While much of the album expresses frustration with the current state of our world, “Psychic Warfare” takes a direct shot at the chaos caused by the “commander-in-chief” and his daily assaults on reality. Its anger is palpable and mirrors the overwhelming sense of anguish so many have felt every day. “For all the pussies you grab and the children you lock up in prison / For all the rights you roll back and your constant stream of racism / For all the poison you drip in my ear, for all your ugly American fear,” are lyrics you might want to scream into a pillow when it all gets to be too much. It is a song that’s right there with us, with a boiling rage of “f— all this b.s.!”

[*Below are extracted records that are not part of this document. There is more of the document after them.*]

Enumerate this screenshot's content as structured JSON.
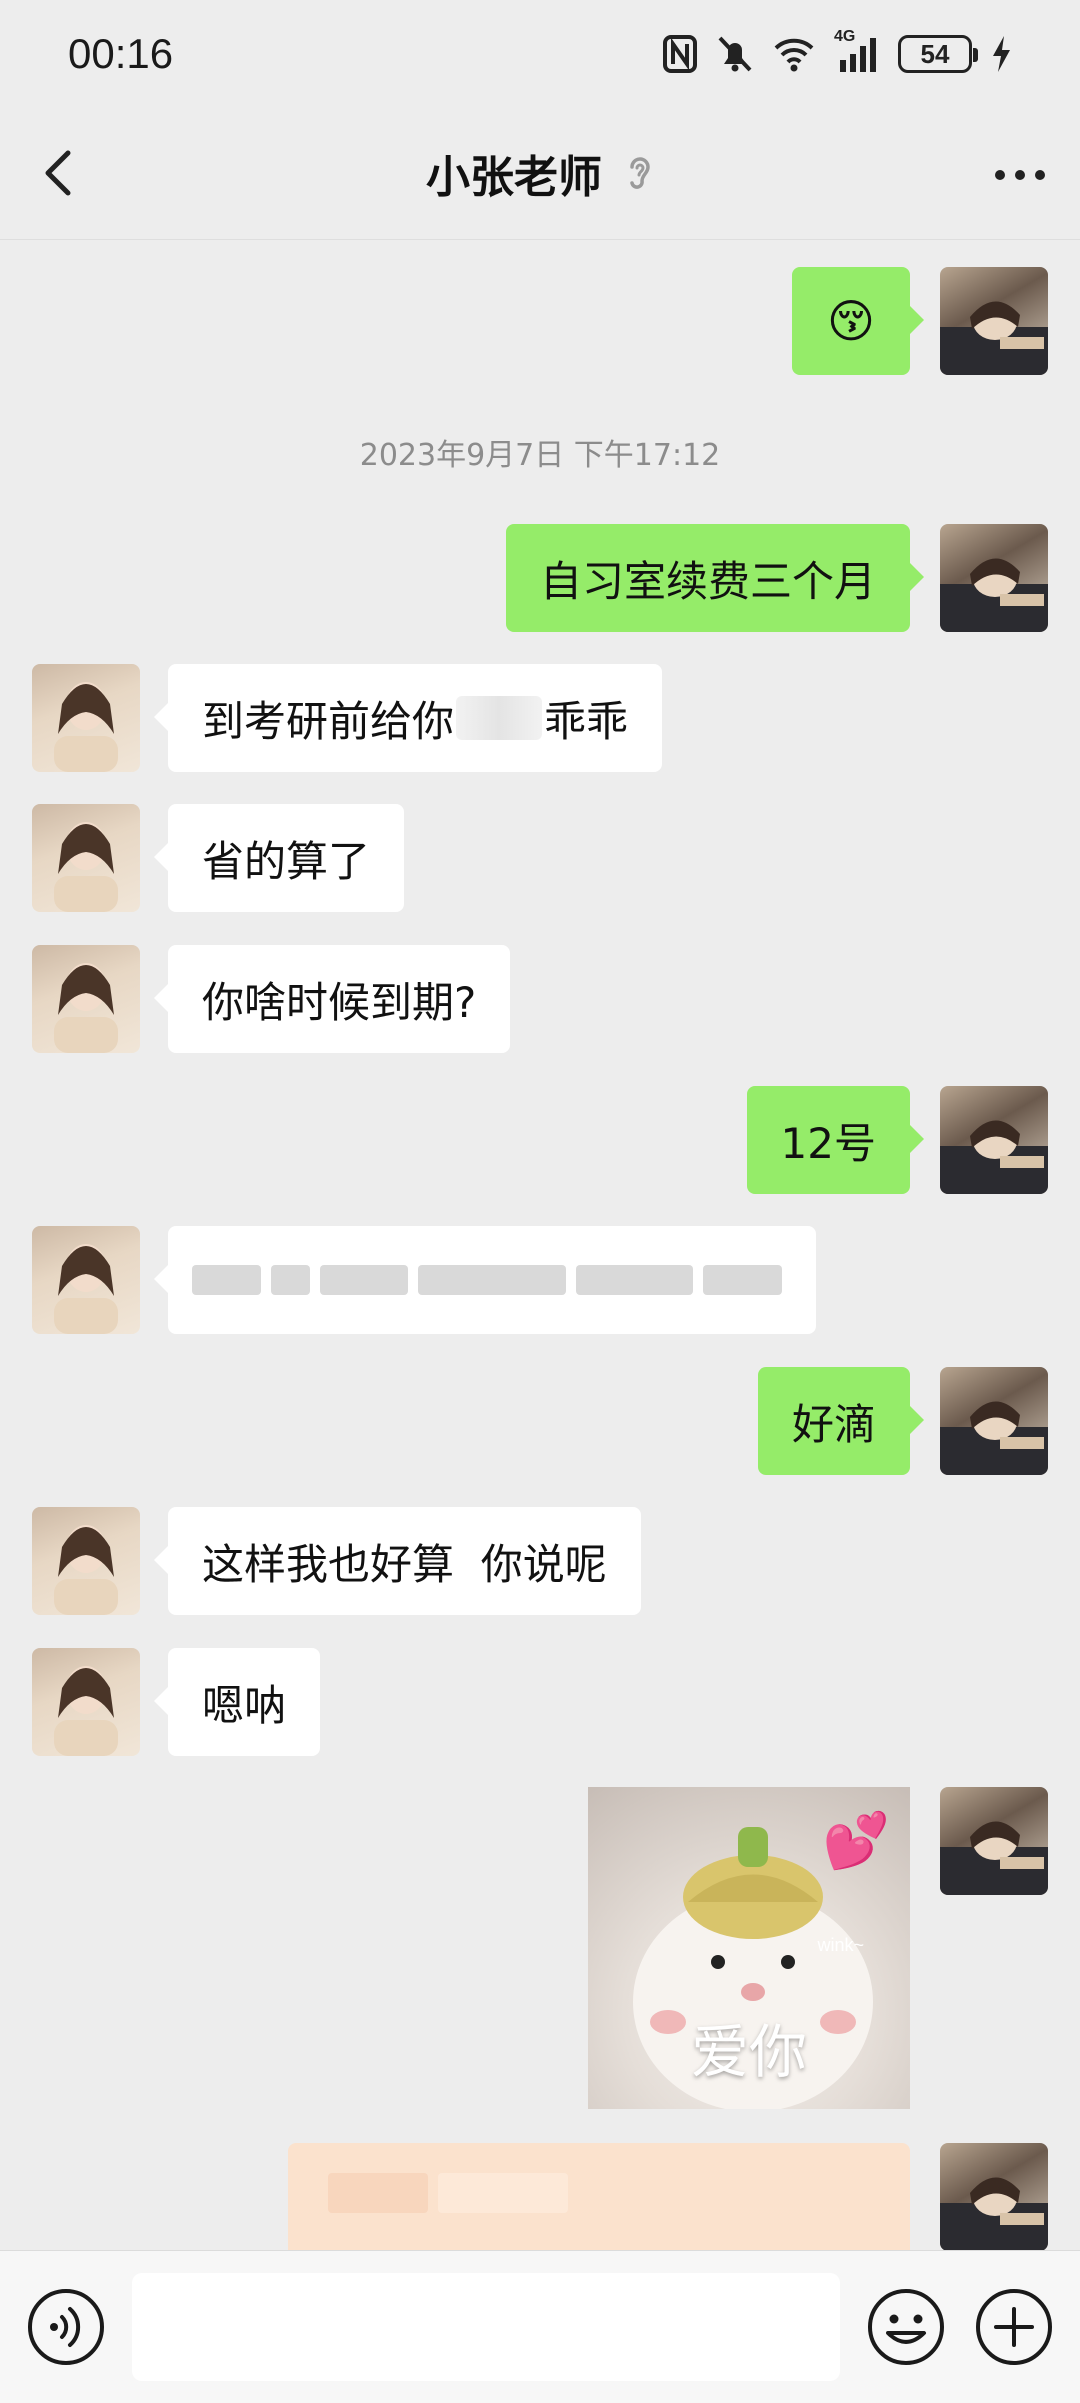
{
  "status_bar": {
    "time": "00:16",
    "network": "4G",
    "battery": "54"
  },
  "header": {
    "title": "小张老师"
  },
  "messages": {
    "m1_emoji": "😚",
    "timestamp": "2023年9月7日 下午17:12",
    "m2": "自习室续费三个月",
    "m3_start": "到考研前给你",
    "m3_end": "乖乖",
    "m4": "省的算了",
    "m5": "你啥时候到期?",
    "m6": "12号",
    "m8": "好滴",
    "m9": "这样我也好算  你说呢",
    "m10": "嗯呐",
    "sticker_caption": "爱你",
    "sticker_small": "wink~",
    "sticker_emoji": "💕"
  },
  "colors": {
    "background": "#ededed",
    "outgoing_bubble": "#95ec69",
    "incoming_bubble": "#ffffff",
    "timestamp_text": "#8c8c8c"
  },
  "icons": {
    "back": "chevron-left-icon",
    "ear": "ear-icon",
    "more": "more-dots-icon",
    "voice": "voice-icon",
    "emoji": "emoji-icon",
    "plus": "plus-icon"
  }
}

The album closing track “A Big Day for Grimley” acknowledges that we have far to go before life resumes a true sense of normalcy. “Now I don’t suffer any more bullshit gladly / Even though everything’s bullshit now, here in 2019 / And you can bet it’s gonna be a bunch of bullshit too out in sweet 2020 / Or whenever this album’s released,” may seem designed to leave the listener on down note, but AJJ is not a band that thrives on hopelessness, and instead leaves us with a hope for a better tomorrow, wishing for “Solitude for the stoic / Mirth for the merry / A quiet room for the overwhelmed / Arcades for the ADHD / Health for the sickly,” and leaving us with the album title once more, this time sung with the conviction missing in its previous appearance: Good luck, everybody.
As Bonnette said of the album upon its release: “I really hate explaining myself, but since I think it’s important I’ll make the theme of this album explicit: Basic human connection is the path to our collective return to sanity.”
Though we are sheltered in place, human connection is still possible. Music connects us and reminds us that we are still alive, even when we each may be hitting the point where it feels like we’re bouncing off the walls. There is no more unifying of an experience than singing along with a song we love so deeply and so personally at a concert, which unites us with every other person at the show who joins in. In those moments, we are one with each other. Now, we will unfortunately be robbed of live music for a while, but that doesn’t mean we are robbed from connecting through music. This is an album of songs that could double as mantras in a pandemic: we are still alive and we will survive this, no matter how grim it might feel. Put on Good Luck Everybody, and sing along and know that out there somewhere, a stranger is unwittingly joining you in the moment. What more could we ask for from an album?